For parents, moving comes with an endless to-do list. There’s a home to be sold, a moving truck to pack, and settling in to do when you finally arrive.

 But while kids take a backseat role in family moves, it’s important to remember that moving is tough on children, too. From saying goodbye to friends to being the new kid at school, moving can be scary when you’re just a kid.

 Thankfully, there are a lot of parents can do to guide their children through a move and reduce stress for everyone. If you’re planning a move with a house full of kids, these are the steps you can take to prepare your family for its fresh start.

 

Make Kid-Friendly Checklists

Home sellers have to run a tight ship to keep their house show-ready. That’s especially true — and especially challenging — when you have kids. Selling a house comes with new chores and new rules for everyone. To help kids adjust, make age-appropriate checklists for the things they need to do every day. Visual reminders for tasks like making the bed and tidying toys make it easy for kids to help out.

 Don’t underestimate the power of checklists for yourself! Putting together a checklist of everything you need to do before open houses and showings ensure you make a great first impression on each and every buyer. Make sure your open house checklist includes little touches like opening curtains and windows to make your home feel light and airy. And of course, don’t forget to take pets with you when you go!

Involve Kids in Packing

As a parent, you know that doing chores with kids means spending twice as long. So when it’s time to pack the house for a move, it’s tempting to take charge and do it all yourself. But while this works for the kitchen cupboards, it’s a recipe for disaster when it comes to kids’ rooms. Kids want to feel in charge of their own lives. That means choosing what stays and what goes in their bedrooms and playrooms.

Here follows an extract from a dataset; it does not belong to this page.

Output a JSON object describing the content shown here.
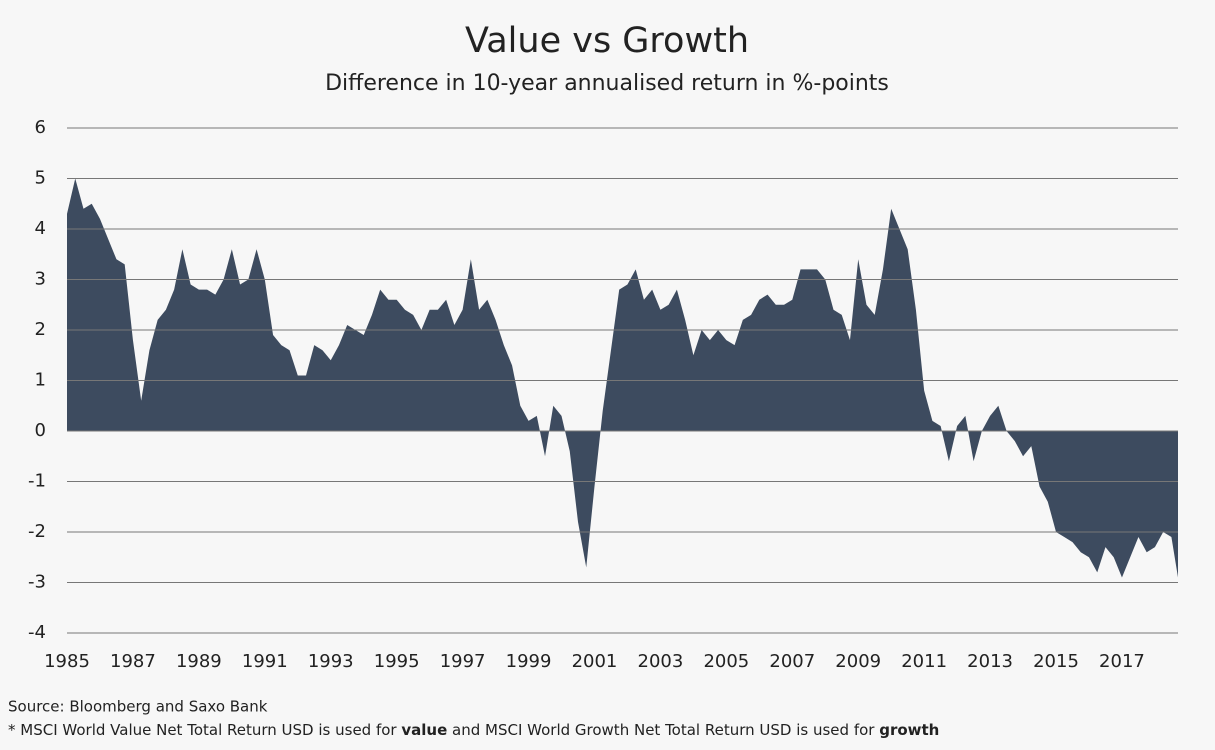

 Give kids control over their own spaces by setting packing and decluttering goals. For example, you might ask your child to choose 10 toys to keep before packing up the rest for home staging. Older kids and teens may be tasked with selling clothes and video games they no longer use — and using the pocket money they earn for something new after you settle in.

 

Occupy Children on Moving Day

Professional movers are a lifesaver for busy parents. With an entire moving crew to load up your stuff, moving can be over in a matter of hours instead of days. While many people assume professional movers are too expensive if you’re moving locally, don’t have much stuff, and move on a weekday, hiring movers can actually be fairly affordable.

 But there is one catch: With a moving crew to direct, you won’t have time to monitor children on moving day. Heavy furniture and kids underfoot is a dangerous combination — not to mention stressful for your kids — so get kids out of the house instead of trying to juggle parenting and moving. When you book a babysitter for a fun day out, your children can spend their last day doing their favorite things instead of uneasy at home.

Help Kids Settle In

The work isn’t over when moving day ends. Once everything is unpacked and your new house is starting to look like a home, there’s one more challenge ahead: helping your kids fall in love with your new home. The best way to do that, of course, is by helping them make friends! Talk to neighbors to find other children in the neighborhood, sign kids up for extracurriculars, and take plenty of trips to local parks and libraries. With your support, your kids will feel at home in no time.

 

For kids, moving house is like leaping into the great unknown. As parents, you can make that leap a little less scary by involving kids in the moving process when appropriate — and knowing when it’s better to leave them out. With your guidance, your children can get through this move with grace and start making a home in your new community.